The Parent Plus Loan is a federally funded direct parent loan available only to the parents of eligible dependent undergraduate students. The Federal Direct Student Loan provides a fixed interest rate plus a lower than average loan limit of $4000. Parents who wish to borrow a higher amount of money than the lower loan limit may apply through the Federal Family Education Loan Program (FFELP). The FFELP is a program that offers loans to persons in need of financial assistance. The FFELP has many loan programs for college, university, trade school, technical college, vocational school, and distance education.
There are two main types of parent PLUS loans. The first one is the subsidized parent PLUS loan, which pays the interest on behalf of the parent. The second one is an unsubsidized parent PLUS loan. Both of them come under the direct parent loan programs. These are the only two options available to a student dependent upon the breakup of the family unit and the starting of the dependent student’s college. Both of them have loan limits determined based on the individual financial needs of the student dependent.
To apply for either parent PLUS loans, the parent plus one must meet the following general eligibility requirements. In addition, the parent must be a citizen of the United States; the parent and dependent student must be a full-time college student who has attained a high school diploma or its equivalent; the parent plus one must not be filing bankruptcy; the parent and dependent student must have a cosigner who has met the specific cosigner requirements of each of the federal student aid programs that the parent and student qualify for, and the parent plus one must have income that meets the federal poverty guidelines.
What is a parent plus loan
It is important to note that both parents need to meet these eligibility requirements to apply for any of the parents’ plus loans. The primary difference between these two parent-student loans lies in their terms of availability. The federal government loans have longer repayment terms, while the private loans have shorter repayment terms. However, both of them require that parents prove financial need before the start of the grace period. In other words, if a parent qualifies for federal student aid but does not have enough income to meet the specified income requirements of the program, they would still have to repay the parent PLUS loan until their child graduates or until they achieve the alternate eligible age.

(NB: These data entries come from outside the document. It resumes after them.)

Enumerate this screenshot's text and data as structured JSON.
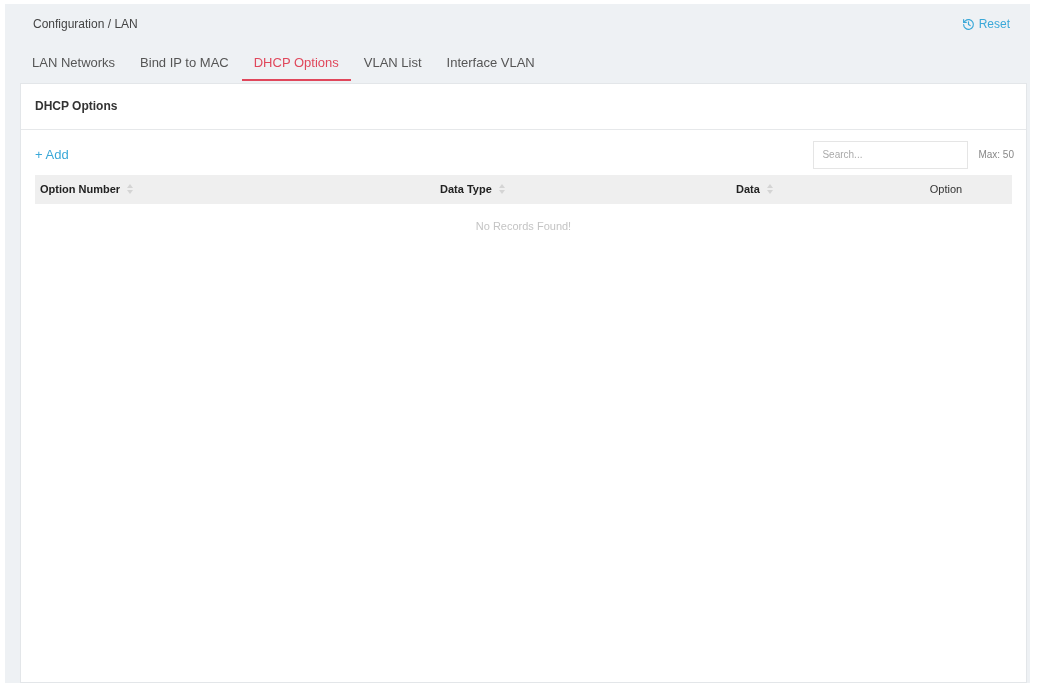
{
  "breadcrumb": "Configuration / LAN",
  "reset": {
    "label": "Reset"
  },
  "tabs": [
    {
      "label": "LAN Networks",
      "selected": false
    },
    {
      "label": "Bind IP to MAC",
      "selected": false
    },
    {
      "label": "DHCP Options",
      "selected": true
    },
    {
      "label": "VLAN List",
      "selected": false
    },
    {
      "label": "Interface VLAN",
      "selected": false
    }
  ],
  "panel": {
    "title": "DHCP Options",
    "add": {
      "label": "+ Add"
    },
    "search": {
      "placeholder": "Search..."
    },
    "limit": "Max: 50",
    "table": {
      "columns": [
        {
          "label": "Option Number",
          "sortable": true
        },
        {
          "label": "Data Type",
          "sortable": true
        },
        {
          "label": "Data",
          "sortable": true
        },
        {
          "label": "Option",
          "sortable": false
        }
      ],
      "empty_message": "No Records Found!"
    }
  }
}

Thus, both parent plus loans have different eligibility requirements.
Most private parent plus loan interest rates are locked in after the first six months grace period. There are also parent plus loan interest rates that have been frozen during the entire academic year. The longer the grace period, the lower the interest rates become. This is also true for parent PLUS loans that are obtained before attaining the six-month grace period. Private lenders tend to charge more interest during the academic year as well.

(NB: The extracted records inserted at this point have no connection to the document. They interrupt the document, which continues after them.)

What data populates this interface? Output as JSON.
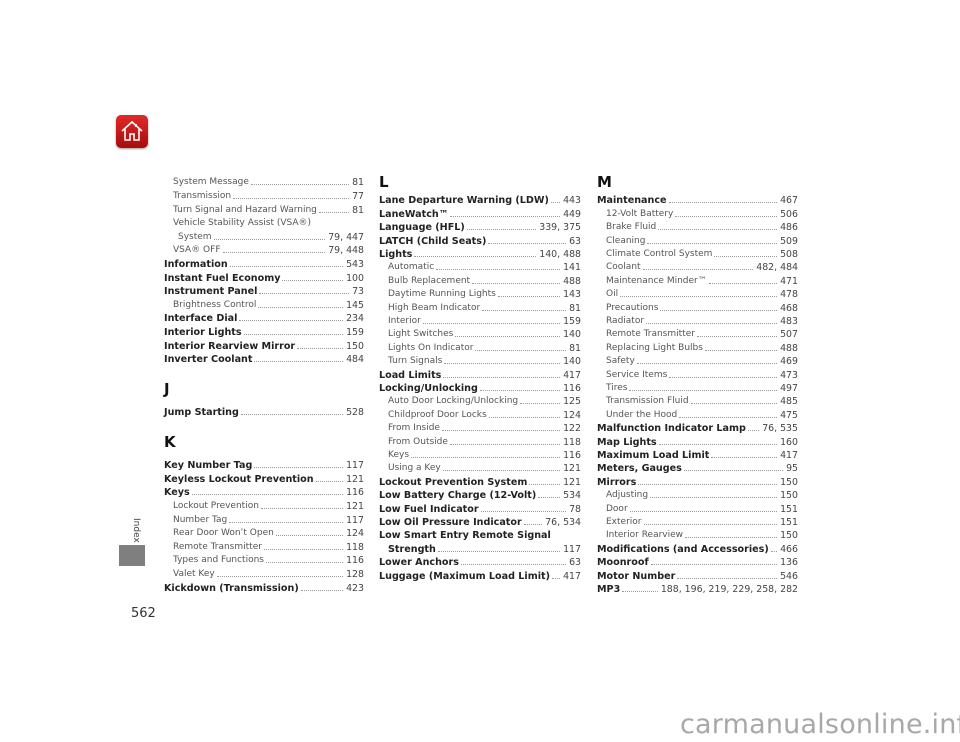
{
  "page_number": "562",
  "side_tab": "Index",
  "watermark": "carmanualsonline.info",
  "brand_color": "#c41616",
  "home_icon": "home-icon",
  "columns": [
    {
      "items": [
        {
          "type": "entry",
          "text": "System Message",
          "page": "81",
          "level": 1,
          "bold": false
        },
        {
          "type": "entry",
          "text": "Transmission",
          "page": "77",
          "level": 1,
          "bold": false
        },
        {
          "type": "entry",
          "text": "Turn Signal and Hazard Warning",
          "page": "81",
          "level": 1,
          "bold": false
        },
        {
          "type": "entry",
          "text": "Vehicle Stability Assist (VSA®)",
          "page": "",
          "level": 1,
          "bold": false
        },
        {
          "type": "entry",
          "text": "System",
          "page": "79, 447",
          "level": 2,
          "bold": false
        },
        {
          "type": "entry",
          "text": "VSA® OFF",
          "page": "79, 448",
          "level": 1,
          "bold": false
        },
        {
          "type": "entry",
          "text": "Information",
          "page": "543",
          "level": 0,
          "bold": true
        },
        {
          "type": "entry",
          "text": "Instant Fuel Economy",
          "page": "100",
          "level": 0,
          "bold": true
        },
        {
          "type": "entry",
          "text": "Instrument Panel",
          "page": "73",
          "level": 0,
          "bold": true
        },
        {
          "type": "entry",
          "text": "Brightness Control",
          "page": "145",
          "level": 1,
          "bold": false
        },
        {
          "type": "entry",
          "text": "Interface Dial",
          "page": "234",
          "level": 0,
          "bold": true
        },
        {
          "type": "entry",
          "text": "Interior Lights",
          "page": "159",
          "level": 0,
          "bold": true
        },
        {
          "type": "entry",
          "text": "Interior Rearview Mirror",
          "page": "150",
          "level": 0,
          "bold": true
        },
        {
          "type": "entry",
          "text": "Inverter Coolant",
          "page": "484",
          "level": 0,
          "bold": true
        },
        {
          "type": "heading",
          "text": "J"
        },
        {
          "type": "entry",
          "text": "Jump Starting",
          "page": "528",
          "level": 0,
          "bold": true
        },
        {
          "type": "heading",
          "text": "K"
        },
        {
          "type": "entry",
          "text": "Key Number Tag",
          "page": "117",
          "level": 0,
          "bold": true
        },
        {
          "type": "entry",
          "text": "Keyless Lockout Prevention",
          "page": "121",
          "level": 0,
          "bold": true
        },
        {
          "type": "entry",
          "text": "Keys",
          "page": "116",
          "level": 0,
          "bold": true
        },
        {
          "type": "entry",
          "text": "Lockout Prevention",
          "page": "121",
          "level": 1,
          "bold": false
        },
        {
          "type": "entry",
          "text": "Number Tag",
          "page": "117",
          "level": 1,
          "bold": false
        },
        {
          "type": "entry",
          "text": "Rear Door Won’t Open",
          "page": "124",
          "level": 1,
          "bold": false
        },
        {
          "type": "entry",
          "text": "Remote Transmitter",
          "page": "118",
          "level": 1,
          "bold": false
        },
        {
          "type": "entry",
          "text": "Types and Functions",
          "page": "116",
          "level": 1,
          "bold": false
        },
        {
          "type": "entry",
          "text": "Valet Key",
          "page": "128",
          "level": 1,
          "bold": false
        },
        {
          "type": "entry",
          "text": "Kickdown (Transmission)",
          "page": "423",
          "level": 0,
          "bold": true
        }
      ]
    },
    {
      "items": [
        {
          "type": "heading",
          "text": "L"
        },
        {
          "type": "entry",
          "text": "Lane Departure Warning (LDW)",
          "page": "443",
          "level": 0,
          "bold": true
        },
        {
          "type": "entry",
          "text": "LaneWatch™",
          "page": "449",
          "level": 0,
          "bold": true
        },
        {
          "type": "entry",
          "text": "Language (HFL)",
          "page": "339, 375",
          "level": 0,
          "bold": true
        },
        {
          "type": "entry",
          "text": "LATCH (Child Seats)",
          "page": "63",
          "level": 0,
          "bold": true
        },
        {
          "type": "entry",
          "text": "Lights",
          "page": "140, 488",
          "level": 0,
          "bold": true
        },
        {
          "type": "entry",
          "text": "Automatic",
          "page": "141",
          "level": 1,
          "bold": false
        },
        {
          "type": "entry",
          "text": "Bulb Replacement",
          "page": "488",
          "level": 1,
          "bold": false
        },
        {
          "type": "entry",
          "text": "Daytime Running Lights",
          "page": "143",
          "level": 1,
          "bold": false
        },
        {
          "type": "entry",
          "text": "High Beam Indicator",
          "page": "81",
          "level": 1,
          "bold": false
        },
        {
          "type": "entry",
          "text": "Interior",
          "page": "159",
          "level": 1,
          "bold": false
        },
        {
          "type": "entry",
          "text": "Light Switches",
          "page": "140",
          "level": 1,
          "bold": false
        },
        {
          "type": "entry",
          "text": "Lights On Indicator",
          "page": "81",
          "level": 1,
          "bold": false
        },
        {
          "type": "entry",
          "text": "Turn Signals",
          "page": "140",
          "level": 1,
          "bold": false
        },
        {
          "type": "entry",
          "text": "Load Limits",
          "page": "417",
          "level": 0,
          "bold": true
        },
        {
          "type": "entry",
          "text": "Locking/Unlocking",
          "page": "116",
          "level": 0,
          "bold": true
        },
        {
          "type": "entry",
          "text": "Auto Door Locking/Unlocking",
          "page": "125",
          "level": 1,
          "bold": false
        },
        {
          "type": "entry",
          "text": "Childproof Door Locks",
          "page": "124",
          "level": 1,
          "bold": false
        },
        {
          "type": "entry",
          "text": "From Inside",
          "page": "122",
          "level": 1,
          "bold": false
        },
        {
          "type": "entry",
          "text": "From Outside",
          "page": "118",
          "level": 1,
          "bold": false
        },
        {
          "type": "entry",
          "text": "Keys",
          "page": "116",
          "level": 1,
          "bold": false
        },
        {
          "type": "entry",
          "text": "Using a Key",
          "page": "121",
          "level": 1,
          "bold": false
        },
        {
          "type": "entry",
          "text": "Lockout Prevention System",
          "page": "121",
          "level": 0,
          "bold": true
        },
        {
          "type": "entry",
          "text": "Low Battery Charge (12-Volt)",
          "page": "534",
          "level": 0,
          "bold": true
        },
        {
          "type": "entry",
          "text": "Low Fuel Indicator",
          "page": "78",
          "level": 0,
          "bold": true
        },
        {
          "type": "entry",
          "text": "Low Oil Pressure Indicator",
          "page": "76, 534",
          "level": 0,
          "bold": true
        },
        {
          "type": "entry",
          "text": "Low Smart Entry Remote Signal",
          "page": "",
          "level": 0,
          "bold": true
        },
        {
          "type": "entry",
          "text": "Strength",
          "page": "117",
          "level": 1,
          "bold": true
        },
        {
          "type": "entry",
          "text": "Lower Anchors",
          "page": "63",
          "level": 0,
          "bold": true
        },
        {
          "type": "entry",
          "text": "Luggage (Maximum Load Limit)",
          "page": "417",
          "level": 0,
          "bold": true
        }
      ]
    },
    {
      "items": [
        {
          "type": "heading",
          "text": "M"
        },
        {
          "type": "entry",
          "text": "Maintenance",
          "page": "467",
          "level": 0,
          "bold": true
        },
        {
          "type": "entry",
          "text": "12-Volt Battery",
          "page": "506",
          "level": 1,
          "bold": false
        },
        {
          "type": "entry",
          "text": "Brake Fluid",
          "page": "486",
          "level": 1,
          "bold": false
        },
        {
          "type": "entry",
          "text": "Cleaning",
          "page": "509",
          "level": 1,
          "bold": false
        },
        {
          "type": "entry",
          "text": "Climate Control System",
          "page": "508",
          "level": 1,
          "bold": false
        },
        {
          "type": "entry",
          "text": "Coolant",
          "page": "482, 484",
          "level": 1,
          "bold": false
        },
        {
          "type": "entry",
          "text": "Maintenance Minder™",
          "page": "471",
          "level": 1,
          "bold": false
        },
        {
          "type": "entry",
          "text": "Oil",
          "page": "478",
          "level": 1,
          "bold": false
        },
        {
          "type": "entry",
          "text": "Precautions",
          "page": "468",
          "level": 1,
          "bold": false
        },
        {
          "type": "entry",
          "text": "Radiator",
          "page": "483",
          "level": 1,
          "bold": false
        },
        {
          "type": "entry",
          "text": "Remote Transmitter",
          "page": "507",
          "level": 1,
          "bold": false
        },
        {
          "type": "entry",
          "text": "Replacing Light Bulbs",
          "page": "488",
          "level": 1,
          "bold": false
        },
        {
          "type": "entry",
          "text": "Safety",
          "page": "469",
          "level": 1,
          "bold": false
        },
        {
          "type": "entry",
          "text": "Service Items",
          "page": "473",
          "level": 1,
          "bold": false
        },
        {
          "type": "entry",
          "text": "Tires",
          "page": "497",
          "level": 1,
          "bold": false
        },
        {
          "type": "entry",
          "text": "Transmission Fluid",
          "page": "485",
          "level": 1,
          "bold": false
        },
        {
          "type": "entry",
          "text": "Under the Hood",
          "page": "475",
          "level": 1,
          "bold": false
        },
        {
          "type": "entry",
          "text": "Malfunction Indicator Lamp",
          "page": "76, 535",
          "level": 0,
          "bold": true
        },
        {
          "type": "entry",
          "text": "Map Lights",
          "page": "160",
          "level": 0,
          "bold": true
        },
        {
          "type": "entry",
          "text": "Maximum Load Limit",
          "page": "417",
          "level": 0,
          "bold": true
        },
        {
          "type": "entry",
          "text": "Meters, Gauges",
          "page": "95",
          "level": 0,
          "bold": true
        },
        {
          "type": "entry",
          "text": "Mirrors",
          "page": "150",
          "level": 0,
          "bold": true
        },
        {
          "type": "entry",
          "text": "Adjusting",
          "page": "150",
          "level": 1,
          "bold": false
        },
        {
          "type": "entry",
          "text": "Door",
          "page": "151",
          "level": 1,
          "bold": false
        },
        {
          "type": "entry",
          "text": "Exterior",
          "page": "151",
          "level": 1,
          "bold": false
        },
        {
          "type": "entry",
          "text": "Interior Rearview",
          "page": "150",
          "level": 1,
          "bold": false
        },
        {
          "type": "entry",
          "text": "Modifications (and Accessories)",
          "page": "466",
          "level": 0,
          "bold": true
        },
        {
          "type": "entry",
          "text": "Moonroof",
          "page": "136",
          "level": 0,
          "bold": true
        },
        {
          "type": "entry",
          "text": "Motor Number",
          "page": "546",
          "level": 0,
          "bold": true
        },
        {
          "type": "entry",
          "text": "MP3",
          "page": "188, 196, 219, 229, 258, 282",
          "level": 0,
          "bold": true
        }
      ]
    }
  ]
}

Parent plus loan calculator
Federal parent plus loans can be used to supplement the federal student loans, or they can be used to pay off the entire cost of attendance for one beneficiary. As mentioned earlier, parents need to meet specific income requirements before the start of the six-month grace period. Eligibility requirements for parent PLUS loans are based on the financial need of the applicant. If an individual has perfect credit, is a cosigner with good credit, and is a full-time student, they can quickly secure approval to consolidate parent plus loans into one master promissory note (MPN).
A master promissory note (MPN) allows the parent PLUS loan borrower to borrow up to a maximum of five hundred thousand dollars. Of course, loan funds from the master promissory note cannot be used to borrow money for any other purpose. In addition, if the parent PLUS loan borrower fails to repay the loan, their credit rating will suffer. To borrow money under a parent PLUS loan, the parent must be a U.S. citizen, and they must have a cosigner with a good credit rating and adequate income to qualify. In other words, if an individual has a parent PLUS loan, they may borrow money without being considered as a dependent undergraduate student Stafford loan borrower.
In terms of repayment, once the parent PLUS loan begins, the borrower must repay the PLUS loan using the approved loan repayment plan. In most cases, the borrower must make at least half-time payments each month until they graduate. After graduation, the borrower must be in default of the loan if they wish to obtain a post-graduation visa. However, a student must be in default of the loan for at least six months before they can apply for a federal student loan that does not require a cosigner.